Which is how you end up with a nice ecosystem around it.
So, what about Tez?
Tez is very much the extension of MapReduce. It was our attempt to take the problems of MapReduce and the limitations of MapReduce and …
Yeah, fix them. When people say MapReduce is dead, well yeah, it was killed by Tez. Tez is an amazing thing.
Have you seen any of the LLAP demos? LLAP combined with Tez is really amazing. I was just seeing a demo today that combines LLAP and Tez. For a table with six billion rows, it’s coming back in under a second out of Hive.
You actually get very, very fast response. LLAP stands for “Live Long and Process.”
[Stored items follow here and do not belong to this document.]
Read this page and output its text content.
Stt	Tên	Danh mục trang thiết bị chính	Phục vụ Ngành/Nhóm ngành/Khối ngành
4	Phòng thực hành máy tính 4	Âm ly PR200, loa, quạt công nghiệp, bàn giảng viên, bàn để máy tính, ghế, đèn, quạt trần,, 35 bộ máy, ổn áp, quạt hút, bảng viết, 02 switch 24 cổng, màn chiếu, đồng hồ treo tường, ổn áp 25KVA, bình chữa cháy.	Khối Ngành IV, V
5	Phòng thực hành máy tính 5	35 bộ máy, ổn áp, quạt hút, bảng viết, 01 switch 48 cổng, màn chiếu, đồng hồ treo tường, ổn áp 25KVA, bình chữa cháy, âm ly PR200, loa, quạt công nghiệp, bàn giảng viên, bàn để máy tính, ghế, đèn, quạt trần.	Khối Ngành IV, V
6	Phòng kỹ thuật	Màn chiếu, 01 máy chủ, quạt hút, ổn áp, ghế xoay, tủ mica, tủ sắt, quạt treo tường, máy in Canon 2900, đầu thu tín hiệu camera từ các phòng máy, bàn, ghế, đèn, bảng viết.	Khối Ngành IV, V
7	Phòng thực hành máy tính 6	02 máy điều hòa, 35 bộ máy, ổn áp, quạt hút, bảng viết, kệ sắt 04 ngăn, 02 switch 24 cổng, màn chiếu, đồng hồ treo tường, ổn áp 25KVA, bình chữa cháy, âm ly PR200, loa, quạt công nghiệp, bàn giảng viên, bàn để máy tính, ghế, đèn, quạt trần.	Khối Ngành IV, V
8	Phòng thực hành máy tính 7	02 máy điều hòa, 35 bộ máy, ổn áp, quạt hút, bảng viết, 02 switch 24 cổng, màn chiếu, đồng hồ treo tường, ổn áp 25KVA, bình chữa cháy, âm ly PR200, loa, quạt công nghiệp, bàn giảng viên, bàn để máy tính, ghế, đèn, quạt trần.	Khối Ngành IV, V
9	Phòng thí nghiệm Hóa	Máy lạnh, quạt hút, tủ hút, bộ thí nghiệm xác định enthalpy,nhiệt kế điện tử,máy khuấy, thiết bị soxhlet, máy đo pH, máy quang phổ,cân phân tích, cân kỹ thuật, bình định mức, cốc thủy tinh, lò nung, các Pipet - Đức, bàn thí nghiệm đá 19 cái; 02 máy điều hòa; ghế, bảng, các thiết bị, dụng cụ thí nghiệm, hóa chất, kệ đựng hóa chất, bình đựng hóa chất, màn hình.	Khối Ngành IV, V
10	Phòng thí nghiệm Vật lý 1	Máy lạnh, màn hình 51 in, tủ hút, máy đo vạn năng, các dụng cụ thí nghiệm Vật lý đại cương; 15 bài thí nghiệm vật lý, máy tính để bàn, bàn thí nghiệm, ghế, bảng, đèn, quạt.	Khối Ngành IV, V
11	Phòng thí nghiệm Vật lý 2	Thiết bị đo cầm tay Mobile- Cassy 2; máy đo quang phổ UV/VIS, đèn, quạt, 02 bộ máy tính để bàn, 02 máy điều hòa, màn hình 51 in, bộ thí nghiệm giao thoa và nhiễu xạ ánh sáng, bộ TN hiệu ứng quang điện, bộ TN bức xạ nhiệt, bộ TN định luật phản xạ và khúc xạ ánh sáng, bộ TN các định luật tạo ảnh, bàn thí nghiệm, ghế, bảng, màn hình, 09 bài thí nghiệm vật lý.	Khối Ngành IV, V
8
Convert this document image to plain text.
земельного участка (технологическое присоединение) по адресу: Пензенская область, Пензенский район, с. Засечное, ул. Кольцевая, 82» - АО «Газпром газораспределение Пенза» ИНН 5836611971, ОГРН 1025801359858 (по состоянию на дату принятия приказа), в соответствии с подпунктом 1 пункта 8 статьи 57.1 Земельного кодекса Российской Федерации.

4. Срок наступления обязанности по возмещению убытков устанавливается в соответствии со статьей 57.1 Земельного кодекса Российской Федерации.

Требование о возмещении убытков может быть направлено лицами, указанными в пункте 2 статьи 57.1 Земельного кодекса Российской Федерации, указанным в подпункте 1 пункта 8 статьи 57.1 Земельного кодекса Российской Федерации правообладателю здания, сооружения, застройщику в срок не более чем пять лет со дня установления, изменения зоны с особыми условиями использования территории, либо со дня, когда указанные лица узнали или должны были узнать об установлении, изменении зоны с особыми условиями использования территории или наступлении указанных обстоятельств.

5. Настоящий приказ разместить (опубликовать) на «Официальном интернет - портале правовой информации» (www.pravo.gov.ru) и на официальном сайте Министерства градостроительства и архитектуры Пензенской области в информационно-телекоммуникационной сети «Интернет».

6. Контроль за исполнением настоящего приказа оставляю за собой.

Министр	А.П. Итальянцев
[Laughing] You jumped from Tolkien to Star Trek!
Yeah. I really need an orc doing the Vulcan hand sign just to tie the whole ORC and LLAP thing together.
Love that idea. [So, I created one.]
LLAP basically has the servers up and pre-warmed. Part of what we noticed is that spinning up a new JVM, not only does that spinning up process take a lot of time, it starts with the hotspot not being enabled. So, it’s not until after your process has been running a second that the hotspot compiler has gone in and optimized the parts of your Java executable that are getting run a lot.
You have both effects. It takes awhile to get going, and then you don’t run as quickly until the hotspot kicks in. LLAP fixes that because it leaves the servers up and shares them across users. It also caches in memory the files and columns, because it actually understands the columnar format that the data is in. Then the processing runs across the copy that’s in memory, if it has a copy. Otherwise, it will fetch it out of HDFS. So, you get these amazing speed-ups, especially when you combine Tez and LLAP together.
That’s amazing. What about streaming processing? I just saw the Capitol One presentation, and they have all of these processors they’re dealing with. It’s getting crazy out there.
[Laughing] It’s a very dynamic field. That’s part of what’s exciting, though. It’s really exciting watching the whole ecosystem evolve so quickly. That’s really how you see whether an ecosystem is healthy or not. Watching how much activity is happening. Are new products coming in that can do different things?
It’s vibrant and alive.
That’s what makes Hadoop such an exciting field to be in right now is watching all that activity.
With streaming, there are a lot of different contenders. I haven’t looked at them in a whole lot of detail, but I’m hearing really good things about Flink. We’ll see. Of course, with just general data in motion, Apache Nifi is a fascinating project.
It is. My friend Yolanda is working on it.
It’s headed in great directions.
Well, thanks for taking time to talk to me. I appreciate it.